İleriye doğru değil geriye doğru giden bir süreci yaşıyoruz.
Basın özgürlüğü bir ülkenin olmazsa olmazıdır.
Sınır Tanımayan Gazeteciler Örgütü'nün raporuna 179 ülke arasında 154'üncü durumdayız. Zimbabve Kamboçya bizden çok daha iyi durumda.
Sayın Erdoğan Almanya'ya gittiğinde Merkel tutuklu gazetecilerden medyanın önünde şikayet ederse orada Erdoğan "onlar gazeteci değil terörist" derse bunun inandırıcılığı olmaz.
Polis devletinden ülkeyi çekip çıkarmak zorundayız.

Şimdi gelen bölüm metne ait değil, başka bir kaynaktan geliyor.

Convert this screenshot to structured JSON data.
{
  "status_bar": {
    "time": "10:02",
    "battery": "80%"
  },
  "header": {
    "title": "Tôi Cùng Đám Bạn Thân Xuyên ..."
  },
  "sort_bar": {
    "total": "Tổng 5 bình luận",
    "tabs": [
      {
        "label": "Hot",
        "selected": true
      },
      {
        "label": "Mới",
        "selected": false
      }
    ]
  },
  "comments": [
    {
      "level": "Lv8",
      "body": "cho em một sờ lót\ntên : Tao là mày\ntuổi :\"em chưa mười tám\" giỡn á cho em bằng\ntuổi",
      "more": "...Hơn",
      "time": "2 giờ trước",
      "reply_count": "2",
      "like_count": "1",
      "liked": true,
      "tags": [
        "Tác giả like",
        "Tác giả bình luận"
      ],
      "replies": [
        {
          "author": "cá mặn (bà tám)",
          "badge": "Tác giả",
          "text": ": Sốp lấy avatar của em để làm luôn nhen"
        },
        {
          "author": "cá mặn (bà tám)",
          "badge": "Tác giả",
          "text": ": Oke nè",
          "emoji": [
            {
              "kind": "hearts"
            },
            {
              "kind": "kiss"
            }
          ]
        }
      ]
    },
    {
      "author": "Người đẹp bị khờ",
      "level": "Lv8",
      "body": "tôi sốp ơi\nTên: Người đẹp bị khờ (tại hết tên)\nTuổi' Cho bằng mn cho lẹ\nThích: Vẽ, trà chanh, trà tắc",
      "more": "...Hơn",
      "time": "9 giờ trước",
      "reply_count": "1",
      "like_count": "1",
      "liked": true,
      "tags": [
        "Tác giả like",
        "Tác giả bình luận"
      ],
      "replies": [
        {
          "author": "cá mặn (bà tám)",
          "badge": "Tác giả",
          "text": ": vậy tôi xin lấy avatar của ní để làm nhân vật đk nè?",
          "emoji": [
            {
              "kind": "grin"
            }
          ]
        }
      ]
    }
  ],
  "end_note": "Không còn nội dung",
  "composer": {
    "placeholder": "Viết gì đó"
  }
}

Şimdi de Erdoğan devlet üniversitelerine de polisi sokacağız diyor. Sakın ola ki polisi ile üniversite öğrencisini karşı karşıya getirmeyin. Zaten bıçak kemiğe dayanmıştır. Adım adım polis devletine doğru giden bir Türkiye var.
Gazeteci arkadaşlarımız bir ön önce özgürlüğüne kavuşmalıdır.
Hükümet yanaşmacılığı yapan medya patronlarına sesleniyorum. Gazetenin mutfağını rahat bırakın onlara sansür uyguladığınızda işlerinize son verdiğinizde gün gelir hesabını sorarız.
Medya patronluğunu üstlenmek farklı birşeydir.
Ateşi tutmak gibidir medya patronluğu ya halktan yana olacaksın ya iktidardan yana olacaksın.
Halktan yana oluyorsan sorun yok ama iktidardan yana oluyorsan orayı bırak bırak özgür gazeteciler çalışsın.
Gazeteciler günündeyiz yarın bunu kutlayacağız ama neyi kutlayacağız.
3 milletvekili arkadaşımız çok güzel bir rapor hazırladı.